Production Deployment Guide

⚠️ FUTURE WORK REFERENCE - This document is for planning and reference only

Status: 📋 Analysis complete, implementation NOT started
Purpose: Reference material for future production deployment implementation
Last Updated: 2025-01-17

🚧 IMPORTANT NOTES:

DNS Architecture Changing: See GitHub Issue #30 - PowerDNS will be replaced with CoreDNS file plugin

Not Production Ready: Scripts and procedures need to be created and tested

Architecture May Evolve: Recommendations here based on current dev setup, may change

Use for Planning: Use this as a reference when implementing production deployment

📋 Table of Contents

Detailed Analysis

Architecture Analysis
Component-by-Component Breakdown
Security Considerations
Deployment Procedures (Future)
Operations & Maintenance
Cost & Resource Planning

Executive Summary

This document provides comprehensive analysis and planning for Holistix Forge production deployment on Ubuntu VPS. The analysis shows that 85% of development scripts and 90% of architecture can be reused for production with minimal adaptation.

Key Findings

Good News:

✅ Development environment designed with production parity in mind
✅ Most scripts work with minor modifications
✅ Architecture is production-ready
✅ Main differences are simplifications (fewer components in production)

Important Caveats:

⚠️ DNS architecture is changing (see Issue #30)
⚠️ Production scripts need to be created
⚠️ Full deployment testing required
⚠️ Security hardening needs implementation

Deployment Strategy

Approach: Maximize reuse from development setup, implement only necessary differences.

Main Differences:

❌ No dev container - Install directly on Ubuntu VPS
⚠️ DNS: PowerDNS on port 53 (but changing to CoreDNS file plugin per #30)
✏️ SSL: Let's Encrypt with DNS-01 challenge (instead of mkcert)
➕ systemd services for process management
➕ Security hardening (firewall, SSH, passwords)
➕ Monitoring alerts and automated backups

Key Decisions

Decision 1: Direct Install (No Dev Container) ✅

Recommendation: Install services directly on Ubuntu VPS

Reasoning:

Dev container provides no functional benefit in production
Simplifies operations and debugging
Better performance (no container overhead)
Standard Linux administration tools

Impact: Need to adapt scripts that assume container environment

Decision 2: DNS Architecture ⚠️ CHANGING

⚠️ CRITICAL NOTE: This decision will change when Issue #30 is implemented.

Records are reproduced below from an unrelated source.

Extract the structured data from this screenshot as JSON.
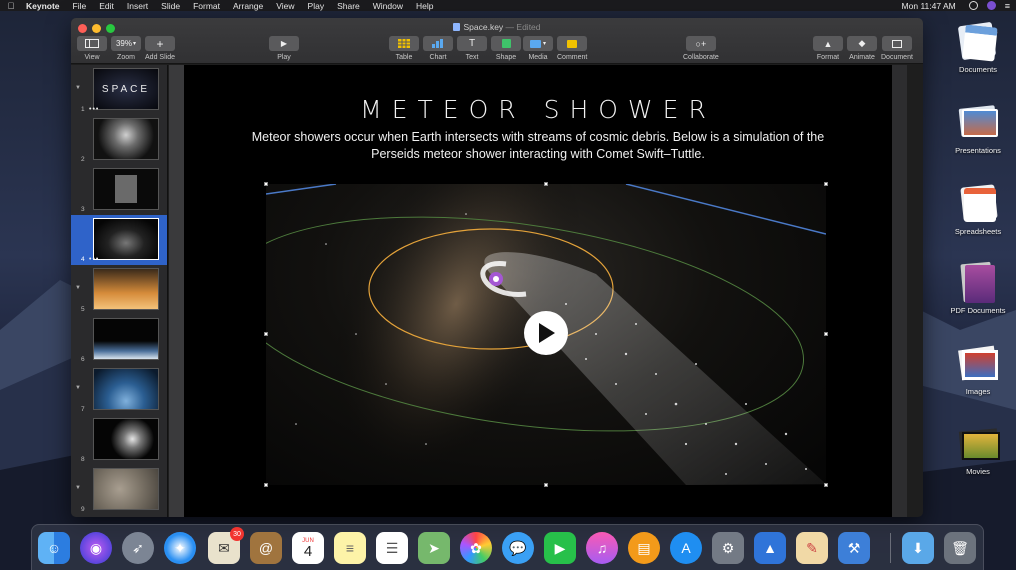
{
  "menubar": {
    "app": "Keynote",
    "items": [
      "File",
      "Edit",
      "Insert",
      "Slide",
      "Format",
      "Arrange",
      "View",
      "Play",
      "Share",
      "Window",
      "Help"
    ],
    "clock": "Mon 11:47 AM"
  },
  "window": {
    "title": "Space.key",
    "edited": " — Edited"
  },
  "toolbar": {
    "view_label": "View",
    "zoom_value": "39%",
    "zoom_label": "Zoom",
    "add_slide_label": "Add Slide",
    "play_label": "Play",
    "table_label": "Table",
    "chart_label": "Chart",
    "text_label": "Text",
    "shape_label": "Shape",
    "media_label": "Media",
    "comment_label": "Comment",
    "collaborate_label": "Collaborate",
    "format_label": "Format",
    "animate_label": "Animate",
    "document_label": "Document"
  },
  "slides": [
    {
      "number": "1",
      "thumb_text": "SPACE"
    },
    {
      "number": "2"
    },
    {
      "number": "3"
    },
    {
      "number": "4"
    },
    {
      "number": "5"
    },
    {
      "number": "6"
    },
    {
      "number": "7"
    },
    {
      "number": "8"
    },
    {
      "number": "9"
    }
  ],
  "slide": {
    "title": "METEOR SHOWER",
    "body": "Meteor showers occur when Earth intersects with streams of cosmic debris. Below is a simulation of the Perseids meteor shower interacting with Comet Swift–Tuttle."
  },
  "desktop_icons": [
    {
      "label": "Documents"
    },
    {
      "label": "Presentations"
    },
    {
      "label": "Spreadsheets"
    },
    {
      "label": "PDF Documents"
    },
    {
      "label": "Images"
    },
    {
      "label": "Movies"
    }
  ],
  "dock": {
    "mail_badge": "30",
    "calendar_month": "JUN",
    "calendar_day": "4"
  }
}
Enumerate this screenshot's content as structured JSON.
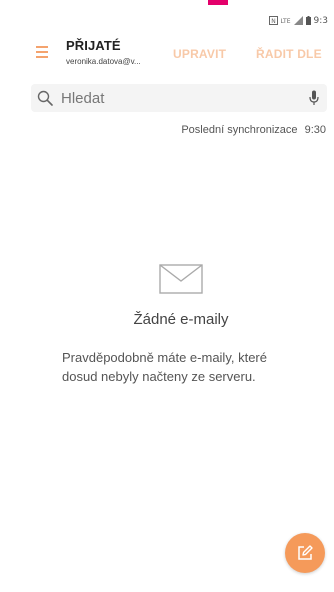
{
  "status_bar": {
    "time": "9:3",
    "icons": [
      "nfc-icon",
      "lte-icon",
      "signal-icon",
      "battery-icon"
    ],
    "lte_label": "LTE"
  },
  "header": {
    "folder_title": "PŘIJATÉ",
    "account_email": "veronika.datova@v...",
    "edit_label": "UPRAVIT",
    "sort_label": "ŘADIT DLE"
  },
  "search": {
    "placeholder": "Hledat"
  },
  "sync": {
    "label": "Poslední synchronizace",
    "time": "9:30"
  },
  "empty_state": {
    "title": "Žádné e-maily",
    "description": "Pravděpodobně máte e-maily, které dosud nebyly načteny ze serveru."
  },
  "colors": {
    "accent": "#f59a5a",
    "accent_light": "#f8c9a8",
    "top_marker": "#e3006b"
  }
}
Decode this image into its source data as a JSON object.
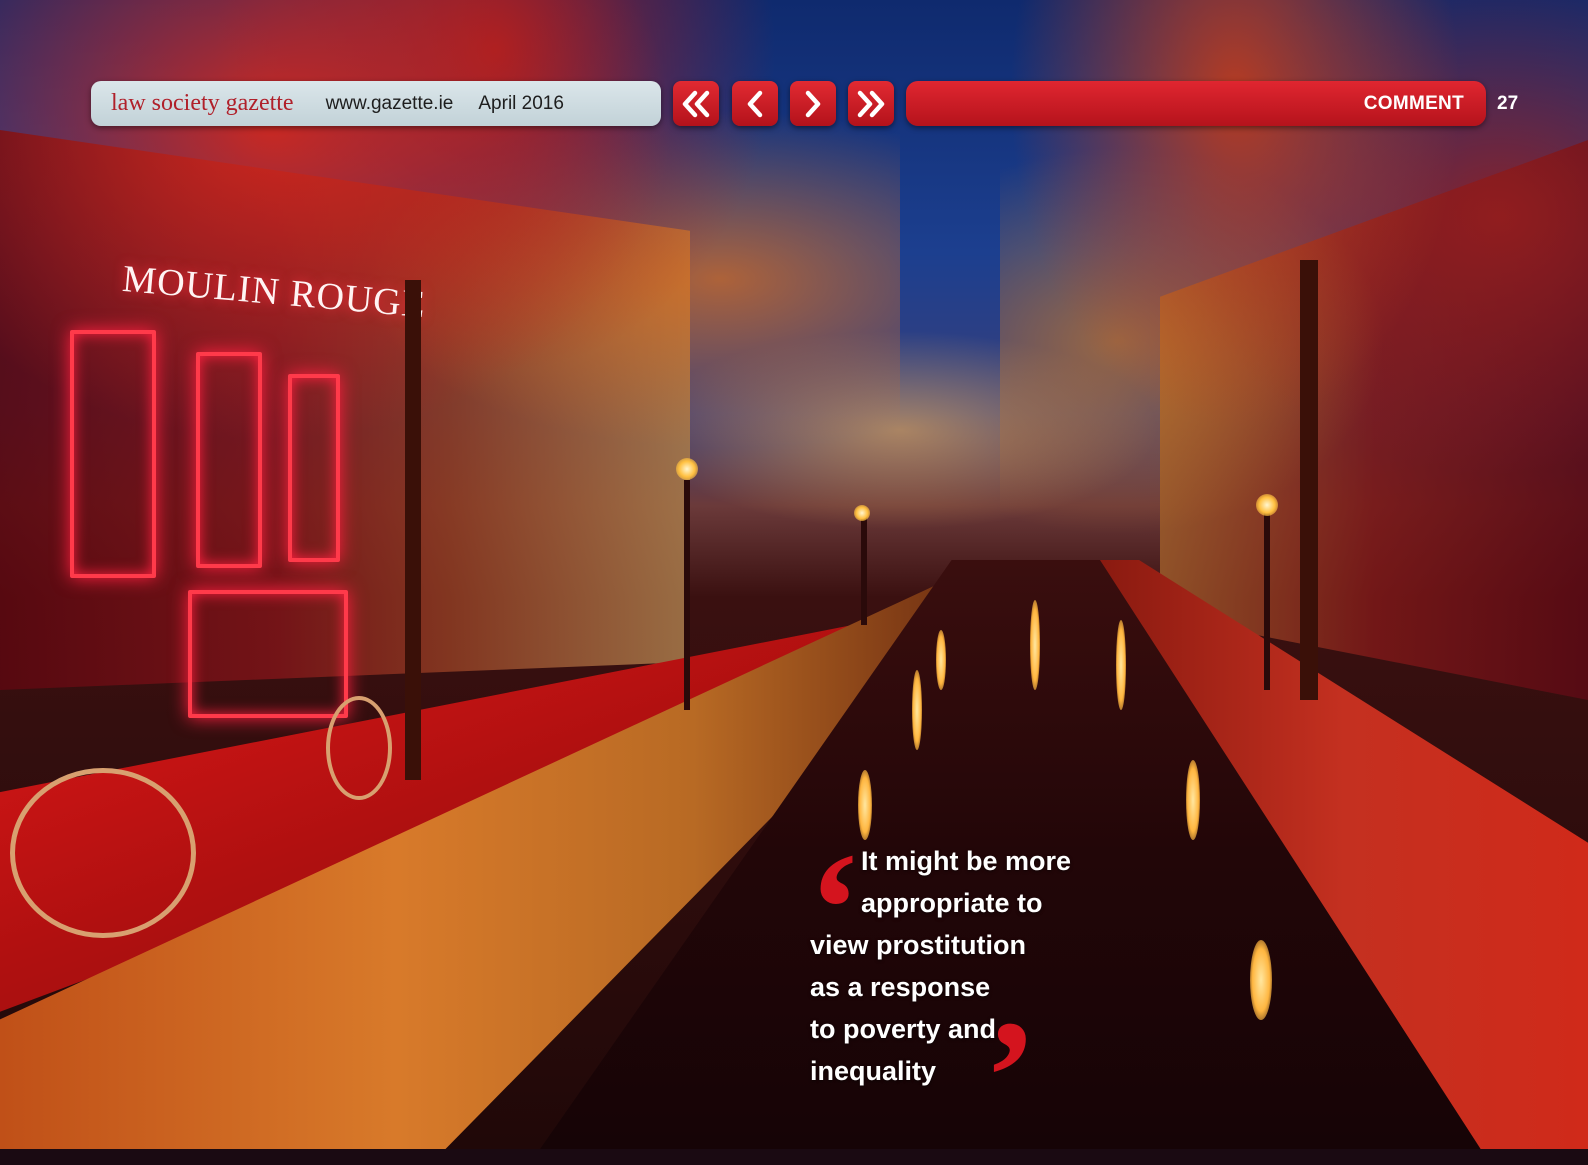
{
  "header": {
    "brand": "law society gazette",
    "url": "www.gazette.ie",
    "issue": "April 2016",
    "section": "COMMENT",
    "page_number": "27"
  },
  "nav": [
    {
      "name": "first-page",
      "icon": "double-chevron-left-icon"
    },
    {
      "name": "previous-page",
      "icon": "chevron-left-icon"
    },
    {
      "name": "next-page",
      "icon": "chevron-right-icon"
    },
    {
      "name": "last-page",
      "icon": "double-chevron-right-icon"
    }
  ],
  "photo": {
    "sign_text": "MOULIN ROUGE"
  },
  "pull_quote": {
    "open_mark": "‘",
    "close_mark": "’",
    "lines": [
      "It might be more",
      "appropriate to",
      "view prostitution",
      "as a response",
      "to poverty and",
      "inequality"
    ]
  },
  "colors": {
    "brand_red": "#b0202a",
    "bar_red": "#c8161f",
    "quote_mark_red": "#d4141e",
    "masthead_grey": "#c9d8de"
  }
}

Current Plan (in this doc): PowerDNS on port 53
Future Plan (Issue #30): CoreDNS file plugin with wildcard DNS
Result: Production will be even simpler (no database, no dynamic DNS operations)

Current Recommendation: PowerDNS on port 53 directly

Current Reasoning:

Production has domain delegation (simpler than dev)
CoreDNS only needed for local dev forwarding
Single DNS server instead of two

Future Recommendation (after #30):

Use CoreDNS with file plugin
Static zone files with wildcard DNS (*.domain)
No PowerDNS, no database, no dynamic operations
Even simpler architecture

Impact: Wait for Issue #30 before implementing DNS setup

Decision 3: Let's Encrypt SSL ✅

Recommendation: Let's Encrypt with DNS-01 challenge for wildcard certificates

Reasoning:

Free and fully automated
Wildcard support (critical for dynamic gateways/containers)
Industry standard
Automatic renewal

Requirements:

DNS provider API access (Cloudflare, Route53, etc.)
Certbot with DNS plugin

Impact: Need DNS provider API credentials

Decision 4: Pre-Built Artifacts ✅

Recommendation: Build locally or in CI/CD, deploy artifacts only

Reasoning:

No source code on production server
Faster deployments
No build tools needed on production
Better security

Impact: Need deployment pipeline or local build process

Decision 5: systemd Services ✅

Recommendation: Use systemd for all service management

Reasoning:

Auto-restart on crash
Start on boot
Resource limits
Standard logging (journalctl)
Standard operations (systemctl)

Impact: Need to create systemd service files

Development vs Production Comparison

Quick Reference Table

Component	Development	Production	Changes Required
Host Environment	Dev Container (Ubuntu)	Ubuntu VPS	❌ Remove container layer
PostgreSQL	`apt install`	`apt install`	✅ Same install ✏️ Harden config
Nginx	`apt install`	`apt install`	✅ Same install ➕ Security headers
DNS	CoreDNS + PowerDNS	⚠️ TBD (see #30)	⚠️ Wait for Issue #30
SSL	mkcert	Let's Encrypt	✏️ Change SSL automation
Services	Manual start	systemd	➕ Create service files
Node.js	NodeSource 24.x	NodeSource 24.x	✅ Same
Docker	Docker Desktop	Docker Engine	✅ Same (for gateways)
Monitoring	Optional	Required	✅ Same stack + alerts

DNS Architecture Comparison

⚠️ NOTE: This comparison assumes current architecture. See Issue #30 for planned changes.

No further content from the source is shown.